A giant-mantis robot with hydraulic legs has been unveiled by a designer who spent four years creating it. Matt Denton, from Hampshire, estimates his "very expensive toy" has cost him hundreds of thousands of pounds. He says a mining company and a marine research organisation are now interested in his design and he hopes it might be used at science fairs.
During its development the machine had one outing, at a music festival, where Mr Denton says it was well received. "It's an entertainment vehicle," he said. "But I hope it will inspire people." The project was only initially intended to take 12 months, Mr Denton, who usually specialises in small-scale animatronics for the film industry, said.

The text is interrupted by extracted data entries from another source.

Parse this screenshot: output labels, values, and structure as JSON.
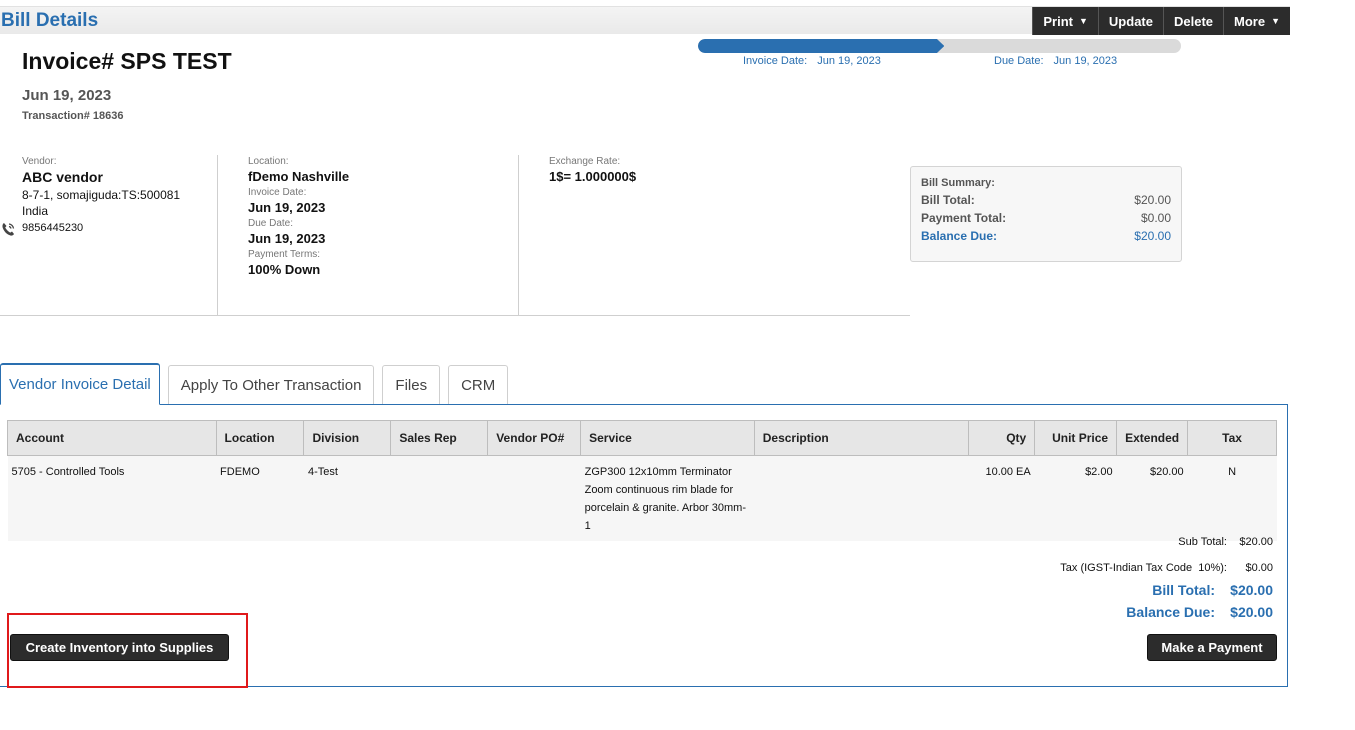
{
  "header": {
    "title": "Bill Details",
    "toolbar": [
      {
        "label": "Print",
        "dropdown": true
      },
      {
        "label": "Update",
        "dropdown": false
      },
      {
        "label": "Delete",
        "dropdown": false
      },
      {
        "label": "More",
        "dropdown": true
      }
    ]
  },
  "invoice": {
    "title": "Invoice# SPS TEST",
    "date": "Jun 19, 2023",
    "transaction": "Transaction# 18636"
  },
  "progress": {
    "fraction": 0.51,
    "invoice_date_label": "Invoice Date:",
    "invoice_date_value": "Jun 19, 2023",
    "due_date_label": "Due Date:",
    "due_date_value": "Jun 19, 2023"
  },
  "vendor": {
    "label": "Vendor:",
    "name": "ABC vendor",
    "address1": "8-7-1, somajiguda:TS:500081",
    "country": "India",
    "phone": "9856445230",
    "phone_icon": "phone-icon"
  },
  "details": {
    "location_label": "Location:",
    "location": "fDemo Nashville",
    "invoice_date_label": "Invoice Date:",
    "invoice_date": "Jun 19, 2023",
    "due_date_label": "Due Date:",
    "due_date": "Jun 19, 2023",
    "payment_terms_label": "Payment Terms:",
    "payment_terms": "100% Down"
  },
  "exchange": {
    "label": "Exchange Rate:",
    "value": "1$= 1.000000$"
  },
  "summary": {
    "title": "Bill Summary:",
    "bill_total_label": "Bill Total:",
    "bill_total": "$20.00",
    "payment_total_label": "Payment Total:",
    "payment_total": "$0.00",
    "balance_due_label": "Balance Due:",
    "balance_due": "$20.00"
  },
  "tabs": [
    {
      "label": "Vendor Invoice Detail",
      "active": true
    },
    {
      "label": "Apply To Other Transaction",
      "active": false
    },
    {
      "label": "Files",
      "active": false
    },
    {
      "label": "CRM",
      "active": false
    }
  ],
  "table": {
    "columns": [
      "Account",
      "Location",
      "Division",
      "Sales Rep",
      "Vendor PO#",
      "Service",
      "Description",
      "Qty",
      "Unit Price",
      "Extended",
      "Tax"
    ],
    "rows": [
      [
        "5705 - Controlled Tools",
        "FDEMO",
        "4-Test",
        "",
        "",
        "ZGP300 12x10mm Terminator Zoom continuous rim blade for porcelain & granite. Arbor 30mm-1",
        "",
        "10.00 EA",
        "$2.00",
        "$20.00",
        "N"
      ]
    ]
  },
  "totals": {
    "sub_total_label": "Sub Total:",
    "sub_total": "$20.00",
    "tax_label": "Tax (IGST-Indian Tax Code  10%):",
    "tax": "$0.00",
    "bill_total_label": "Bill Total:",
    "bill_total": "$20.00",
    "balance_due_label": "Balance Due:",
    "balance_due": "$20.00"
  },
  "actions": {
    "create_inventory": "Create Inventory into Supplies",
    "make_payment": "Make a Payment"
  },
  "colors": {
    "accent": "#2a6fb0",
    "dark_button": "#2c2c2c",
    "highlight": "#e0191b"
  }
}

"After 18 months we tried the model out. We had to completely strip out and rebuild the legs. They were too heavy and complicated. Animatronics expert Matt Denton says his machine's legs are inefficient. "I'm a software and electronics engineer so this was out of my area, I had to learn fast."

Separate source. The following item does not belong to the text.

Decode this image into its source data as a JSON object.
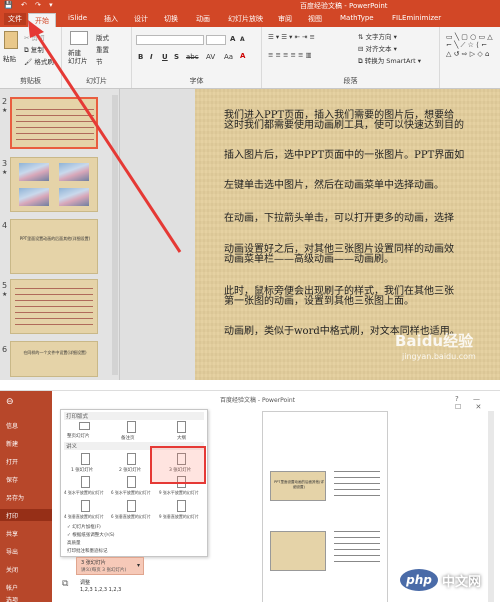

The robot, driver-operated by joysticks within a cockpit, can travel at 1.5km/h (1mph) and manage a distance of 5km on a 20-litre (4.5-gallon) tank of diesel. "It's not about miles to the gallon, it's about gallons to the mile," he said. "It wasn't built to be efficient and fast. It was built to look cool and insect-like and fun." Mr Denton said he was inspired by science fiction to create the "walking" machine. "But legs are very inefficient, the wheel was invented for a reason," he added.